I'm not sure the war had a single most lasting legacy, but certainly one of the more valuable overall lessons is one about complacency. War seemed nearly impossible in summer 1914, and few took the events of that summer all that seriously until mobilisations spiraled out of control and made conflict inevitable. From there technology took over and invented increasingly fiendish ways of killing “the enemy” that while eclipsed by today's hardware, at the time had what you rightly called an incalculable impact, especially in Europe. I suppose the most immediate legacy today descends from when the British and French drew lines across a map of the Levant (and a little beyond) and created a cauldron of inter-tribal trouble no one has managed to sort out quite yet.

Have you ever considered joining the military yourself?
My late father retired from the Army as a major, and I was set to head off to a military academy at one point.

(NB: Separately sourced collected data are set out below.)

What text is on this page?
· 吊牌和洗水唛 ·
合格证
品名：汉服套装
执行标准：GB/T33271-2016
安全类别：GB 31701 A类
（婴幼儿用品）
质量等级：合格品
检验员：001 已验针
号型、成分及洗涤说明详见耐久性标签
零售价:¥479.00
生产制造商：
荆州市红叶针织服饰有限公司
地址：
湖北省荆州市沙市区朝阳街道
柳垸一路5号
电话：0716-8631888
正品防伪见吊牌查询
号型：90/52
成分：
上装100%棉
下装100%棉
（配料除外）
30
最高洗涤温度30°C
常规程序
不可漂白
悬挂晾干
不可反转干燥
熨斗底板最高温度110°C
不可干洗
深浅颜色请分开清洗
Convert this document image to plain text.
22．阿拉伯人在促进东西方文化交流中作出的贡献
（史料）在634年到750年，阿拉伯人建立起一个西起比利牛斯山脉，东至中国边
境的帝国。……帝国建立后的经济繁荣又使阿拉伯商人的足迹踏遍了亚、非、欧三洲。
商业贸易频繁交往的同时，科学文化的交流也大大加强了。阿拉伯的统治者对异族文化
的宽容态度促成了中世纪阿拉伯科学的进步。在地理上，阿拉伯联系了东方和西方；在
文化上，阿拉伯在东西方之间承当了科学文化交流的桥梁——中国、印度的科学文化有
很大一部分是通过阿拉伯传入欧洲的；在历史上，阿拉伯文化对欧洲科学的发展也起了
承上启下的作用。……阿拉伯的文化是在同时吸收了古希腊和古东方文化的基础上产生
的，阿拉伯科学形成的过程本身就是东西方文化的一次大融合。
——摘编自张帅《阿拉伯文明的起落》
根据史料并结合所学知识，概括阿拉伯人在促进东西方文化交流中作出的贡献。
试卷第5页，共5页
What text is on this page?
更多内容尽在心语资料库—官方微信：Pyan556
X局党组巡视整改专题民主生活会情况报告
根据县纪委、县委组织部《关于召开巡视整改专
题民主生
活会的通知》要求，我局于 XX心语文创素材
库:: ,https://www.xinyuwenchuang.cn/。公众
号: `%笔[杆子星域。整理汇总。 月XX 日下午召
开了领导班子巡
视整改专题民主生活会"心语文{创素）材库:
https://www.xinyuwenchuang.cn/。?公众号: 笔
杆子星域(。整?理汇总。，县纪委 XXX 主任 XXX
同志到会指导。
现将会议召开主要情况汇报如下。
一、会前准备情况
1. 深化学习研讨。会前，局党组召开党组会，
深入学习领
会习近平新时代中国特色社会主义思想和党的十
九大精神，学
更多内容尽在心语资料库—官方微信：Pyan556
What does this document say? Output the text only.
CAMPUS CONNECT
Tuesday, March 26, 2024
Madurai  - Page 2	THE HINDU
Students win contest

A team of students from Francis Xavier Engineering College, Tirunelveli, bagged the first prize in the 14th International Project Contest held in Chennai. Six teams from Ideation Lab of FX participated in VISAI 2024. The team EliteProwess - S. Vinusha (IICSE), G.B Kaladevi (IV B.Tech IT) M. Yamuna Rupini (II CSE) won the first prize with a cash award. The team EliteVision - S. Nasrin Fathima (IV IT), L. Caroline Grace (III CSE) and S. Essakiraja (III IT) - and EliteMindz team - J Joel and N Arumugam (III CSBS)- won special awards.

However, my interests had shifted enough by the early 1980s that my family recognized my strengths were elsewhere and didn't push it.

What do you think lies behind mankind's fascination with war and violence?
I'm not sure it's a fascination so much as simply a reflex, sadly. History tells: the veneer of civilization is very thin, and the world remains governed by the aggressive use of force. Mix that with humankind's competitive nature and, despite appeals to logic and reason, you get our world—the kingdom of Ares.